To create your own sampler you should make a class that subclasses the Sampler class. This class should be decorated with register_sampler. The name of the file this class is in should be listed in the hpctl_modules list in either the config or the settings.

The class should expose 3 things:

  1. A .name that is the name to use in the sampling directives.
  2. A .adder which is a callable that takes a dictionary, key, and a dictionary. This second dictionary is the sampling directive and the functions should know how to parse the data in it and saves it into the first dict with the key. The output of this is saved to the .values property on the object.
  3. A .sample callable that produces a new value for the parameters. This returns a dictionary of keys to sampled values.

Constraints

Sampling also supports the ability to put constraints on the values sampled. This is useful for things like sampling for eta because using a negative learning rate doesn't make sense (some frameworks like pytorch this causes an error).
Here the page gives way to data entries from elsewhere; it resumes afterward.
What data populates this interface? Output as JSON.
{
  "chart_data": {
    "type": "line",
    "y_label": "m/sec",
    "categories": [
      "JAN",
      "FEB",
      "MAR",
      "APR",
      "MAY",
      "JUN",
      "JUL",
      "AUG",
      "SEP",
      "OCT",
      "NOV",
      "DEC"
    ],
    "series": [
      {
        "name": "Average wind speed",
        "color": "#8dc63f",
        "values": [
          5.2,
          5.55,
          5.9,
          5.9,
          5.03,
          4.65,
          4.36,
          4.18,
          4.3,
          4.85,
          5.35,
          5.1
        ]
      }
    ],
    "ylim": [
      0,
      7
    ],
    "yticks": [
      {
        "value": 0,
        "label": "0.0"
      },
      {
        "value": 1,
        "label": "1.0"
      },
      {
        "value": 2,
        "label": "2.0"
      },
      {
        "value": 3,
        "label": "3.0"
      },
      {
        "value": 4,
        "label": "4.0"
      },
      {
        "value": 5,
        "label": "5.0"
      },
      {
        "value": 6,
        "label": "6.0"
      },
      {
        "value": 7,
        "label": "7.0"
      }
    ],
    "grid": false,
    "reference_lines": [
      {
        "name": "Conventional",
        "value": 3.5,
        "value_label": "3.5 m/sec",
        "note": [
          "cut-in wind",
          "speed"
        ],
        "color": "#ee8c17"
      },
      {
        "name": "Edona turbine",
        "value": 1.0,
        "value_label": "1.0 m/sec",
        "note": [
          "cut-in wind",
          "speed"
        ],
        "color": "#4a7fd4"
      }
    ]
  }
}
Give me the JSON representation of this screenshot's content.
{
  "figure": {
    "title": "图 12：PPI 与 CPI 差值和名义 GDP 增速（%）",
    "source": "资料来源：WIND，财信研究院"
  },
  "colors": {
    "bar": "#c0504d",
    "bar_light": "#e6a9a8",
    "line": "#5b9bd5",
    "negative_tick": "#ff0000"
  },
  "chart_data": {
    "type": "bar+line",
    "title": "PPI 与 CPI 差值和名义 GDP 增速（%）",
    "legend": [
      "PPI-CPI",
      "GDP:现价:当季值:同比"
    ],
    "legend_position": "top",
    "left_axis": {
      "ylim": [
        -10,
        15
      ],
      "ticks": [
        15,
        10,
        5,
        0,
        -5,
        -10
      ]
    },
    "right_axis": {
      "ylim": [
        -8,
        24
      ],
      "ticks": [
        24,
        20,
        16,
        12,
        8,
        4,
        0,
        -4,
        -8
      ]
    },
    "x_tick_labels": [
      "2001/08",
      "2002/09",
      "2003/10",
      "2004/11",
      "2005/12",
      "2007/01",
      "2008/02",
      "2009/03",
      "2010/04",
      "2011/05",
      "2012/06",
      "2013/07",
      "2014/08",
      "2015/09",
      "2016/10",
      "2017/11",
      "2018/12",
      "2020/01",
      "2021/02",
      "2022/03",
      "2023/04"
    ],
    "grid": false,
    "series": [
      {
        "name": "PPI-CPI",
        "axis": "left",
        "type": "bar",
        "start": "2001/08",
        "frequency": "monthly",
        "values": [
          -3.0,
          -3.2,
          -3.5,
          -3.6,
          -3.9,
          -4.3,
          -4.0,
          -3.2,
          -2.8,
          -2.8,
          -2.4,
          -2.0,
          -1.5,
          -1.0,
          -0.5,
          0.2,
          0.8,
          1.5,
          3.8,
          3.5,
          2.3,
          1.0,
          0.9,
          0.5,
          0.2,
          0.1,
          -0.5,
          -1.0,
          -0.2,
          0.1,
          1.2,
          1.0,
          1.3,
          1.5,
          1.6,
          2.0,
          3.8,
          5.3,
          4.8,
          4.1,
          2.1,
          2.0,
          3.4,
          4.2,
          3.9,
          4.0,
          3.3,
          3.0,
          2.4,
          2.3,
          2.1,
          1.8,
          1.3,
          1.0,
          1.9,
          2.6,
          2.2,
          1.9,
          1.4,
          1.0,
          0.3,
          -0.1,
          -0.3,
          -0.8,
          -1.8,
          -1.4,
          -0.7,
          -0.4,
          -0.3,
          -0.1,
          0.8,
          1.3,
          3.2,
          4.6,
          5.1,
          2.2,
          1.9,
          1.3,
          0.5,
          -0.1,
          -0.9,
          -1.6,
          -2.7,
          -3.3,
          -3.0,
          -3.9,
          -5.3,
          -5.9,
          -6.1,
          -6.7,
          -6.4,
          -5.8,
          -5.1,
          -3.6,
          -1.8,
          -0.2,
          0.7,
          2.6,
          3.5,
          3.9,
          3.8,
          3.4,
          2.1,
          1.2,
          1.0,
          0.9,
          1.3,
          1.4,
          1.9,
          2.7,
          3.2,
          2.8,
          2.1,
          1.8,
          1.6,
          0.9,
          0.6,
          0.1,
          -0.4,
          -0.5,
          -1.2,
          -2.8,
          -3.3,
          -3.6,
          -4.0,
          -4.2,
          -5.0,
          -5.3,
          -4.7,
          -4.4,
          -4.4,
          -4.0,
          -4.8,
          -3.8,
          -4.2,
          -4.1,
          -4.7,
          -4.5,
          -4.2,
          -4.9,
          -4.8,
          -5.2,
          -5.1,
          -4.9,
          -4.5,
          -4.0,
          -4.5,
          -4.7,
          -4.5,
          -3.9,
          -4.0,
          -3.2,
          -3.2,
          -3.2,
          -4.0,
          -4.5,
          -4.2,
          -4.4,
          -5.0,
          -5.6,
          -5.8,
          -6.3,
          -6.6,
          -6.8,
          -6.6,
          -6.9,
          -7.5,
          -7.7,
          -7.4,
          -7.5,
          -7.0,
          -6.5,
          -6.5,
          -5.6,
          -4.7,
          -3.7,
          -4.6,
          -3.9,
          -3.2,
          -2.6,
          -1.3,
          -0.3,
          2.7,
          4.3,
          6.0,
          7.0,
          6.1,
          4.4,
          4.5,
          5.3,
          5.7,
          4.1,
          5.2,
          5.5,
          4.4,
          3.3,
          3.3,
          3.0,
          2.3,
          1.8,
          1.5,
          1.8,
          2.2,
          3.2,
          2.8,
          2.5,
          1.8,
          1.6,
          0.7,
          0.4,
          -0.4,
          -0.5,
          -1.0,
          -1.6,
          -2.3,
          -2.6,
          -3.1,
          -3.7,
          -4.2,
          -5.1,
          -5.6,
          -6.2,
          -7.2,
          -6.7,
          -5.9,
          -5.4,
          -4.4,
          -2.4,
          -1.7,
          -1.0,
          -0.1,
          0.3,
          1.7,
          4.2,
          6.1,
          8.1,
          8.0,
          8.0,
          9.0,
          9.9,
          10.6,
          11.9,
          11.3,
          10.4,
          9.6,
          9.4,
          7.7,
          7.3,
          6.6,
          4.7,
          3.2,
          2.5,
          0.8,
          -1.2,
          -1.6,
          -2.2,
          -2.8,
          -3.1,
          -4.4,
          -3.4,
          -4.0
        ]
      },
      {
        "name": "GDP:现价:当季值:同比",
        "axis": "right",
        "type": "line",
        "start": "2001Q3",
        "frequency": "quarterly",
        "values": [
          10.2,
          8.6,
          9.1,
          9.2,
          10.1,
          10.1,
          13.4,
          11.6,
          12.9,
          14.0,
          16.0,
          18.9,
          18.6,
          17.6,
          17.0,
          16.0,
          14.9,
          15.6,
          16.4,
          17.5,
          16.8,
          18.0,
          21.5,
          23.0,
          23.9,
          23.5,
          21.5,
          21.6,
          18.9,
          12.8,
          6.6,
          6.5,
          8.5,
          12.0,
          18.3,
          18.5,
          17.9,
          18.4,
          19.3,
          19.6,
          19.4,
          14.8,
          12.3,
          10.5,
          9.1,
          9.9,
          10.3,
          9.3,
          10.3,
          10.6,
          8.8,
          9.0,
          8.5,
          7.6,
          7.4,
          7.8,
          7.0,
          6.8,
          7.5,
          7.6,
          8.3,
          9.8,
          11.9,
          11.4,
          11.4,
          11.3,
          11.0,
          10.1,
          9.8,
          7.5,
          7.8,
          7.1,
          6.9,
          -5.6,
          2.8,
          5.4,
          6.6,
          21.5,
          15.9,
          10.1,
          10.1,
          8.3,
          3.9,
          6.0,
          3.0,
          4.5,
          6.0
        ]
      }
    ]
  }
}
Constraints are supplied in the sampling directive dictionary with the constraints key. The value is a list of constraints. Constraints are a string in the form op value. For example > 0 or <= 1. Conceptually the constraint is always "sampled" "compared to" "value". Multiple constraints are ANDed together.

Constraints use the python eval function and can be some what complex. For example to insure sampled sizes for a bLSTM allow splitting between a forward and backward LSTM the constraint % 2 == 0 can be used.

Note: Constraints are not supported for sampling methods where the values are enumerated by the user (choice and grid).